Multi-scale simulations characterize the influence of H4K16 modifications on nucleosome dynamics

Post-translational modifications (PTM) on histones play a critical role in regulating gene expression and are closely correlated with disease. One kind of PTM, H4K16 acetylation, has been shown to weaken inter-nucleosomal interactions and make chromatin more accessible. Specifically, H4K16 acetylation has been demonstrated to weaken the interaction between residue lysine in H4 and the acidic patch in H2A by charge neutralization. Recently, propionylation (Pr) and butyrylation (Bu) of the same residue have been shown to couple metabolism with chromatin restructuring, but the mechanisms still remain unknown.
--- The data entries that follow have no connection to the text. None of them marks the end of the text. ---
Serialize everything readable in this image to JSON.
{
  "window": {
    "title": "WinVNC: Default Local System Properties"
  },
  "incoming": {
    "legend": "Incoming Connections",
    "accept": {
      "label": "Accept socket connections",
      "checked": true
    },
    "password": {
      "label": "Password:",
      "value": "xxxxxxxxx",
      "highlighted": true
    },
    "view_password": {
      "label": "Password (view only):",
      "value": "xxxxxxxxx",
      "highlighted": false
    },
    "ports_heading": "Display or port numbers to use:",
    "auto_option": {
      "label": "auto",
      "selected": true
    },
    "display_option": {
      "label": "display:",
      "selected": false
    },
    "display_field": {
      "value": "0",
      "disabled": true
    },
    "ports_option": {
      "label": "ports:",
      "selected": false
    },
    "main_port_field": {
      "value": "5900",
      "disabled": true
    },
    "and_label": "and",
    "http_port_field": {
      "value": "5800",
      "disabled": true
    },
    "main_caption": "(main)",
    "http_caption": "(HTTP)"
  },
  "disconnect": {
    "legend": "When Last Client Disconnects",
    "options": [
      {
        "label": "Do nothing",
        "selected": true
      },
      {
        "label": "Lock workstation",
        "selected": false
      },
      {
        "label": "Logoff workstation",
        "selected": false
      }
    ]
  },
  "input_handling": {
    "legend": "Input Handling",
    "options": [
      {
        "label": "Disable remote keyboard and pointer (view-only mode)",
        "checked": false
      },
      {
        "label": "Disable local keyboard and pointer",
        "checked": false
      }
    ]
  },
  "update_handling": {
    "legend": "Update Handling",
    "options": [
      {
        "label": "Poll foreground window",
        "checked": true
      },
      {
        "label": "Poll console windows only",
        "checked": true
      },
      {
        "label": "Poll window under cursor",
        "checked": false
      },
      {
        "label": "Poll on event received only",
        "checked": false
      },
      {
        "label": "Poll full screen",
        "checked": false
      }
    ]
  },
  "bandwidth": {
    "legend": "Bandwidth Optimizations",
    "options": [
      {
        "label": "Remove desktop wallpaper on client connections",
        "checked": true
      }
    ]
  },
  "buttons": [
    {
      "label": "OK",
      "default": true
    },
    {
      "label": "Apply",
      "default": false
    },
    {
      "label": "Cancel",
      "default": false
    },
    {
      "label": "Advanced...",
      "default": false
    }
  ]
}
In this work, we combine our coarse-grained DNA model and chromatin model in silico to elucidate the effect of PTM on dynamics of a 12 nucleosome array. To match the predictions from coarse-grained DNA and protein model, we re-parametrize the inter-nucleosome interactions of our chromatin model. Then replica exchange simulations are run to provide efficient sampling on dynamics of the 12 nucleosome array. We also provide avenues for future validation of our results by predicting experimental FRET efficiency distributions. Moreover, our analysis on chromatin accessibility and tetra-nucleosome motifs paves the way to further understanding of PTMs’ effects on chromatin dynamics.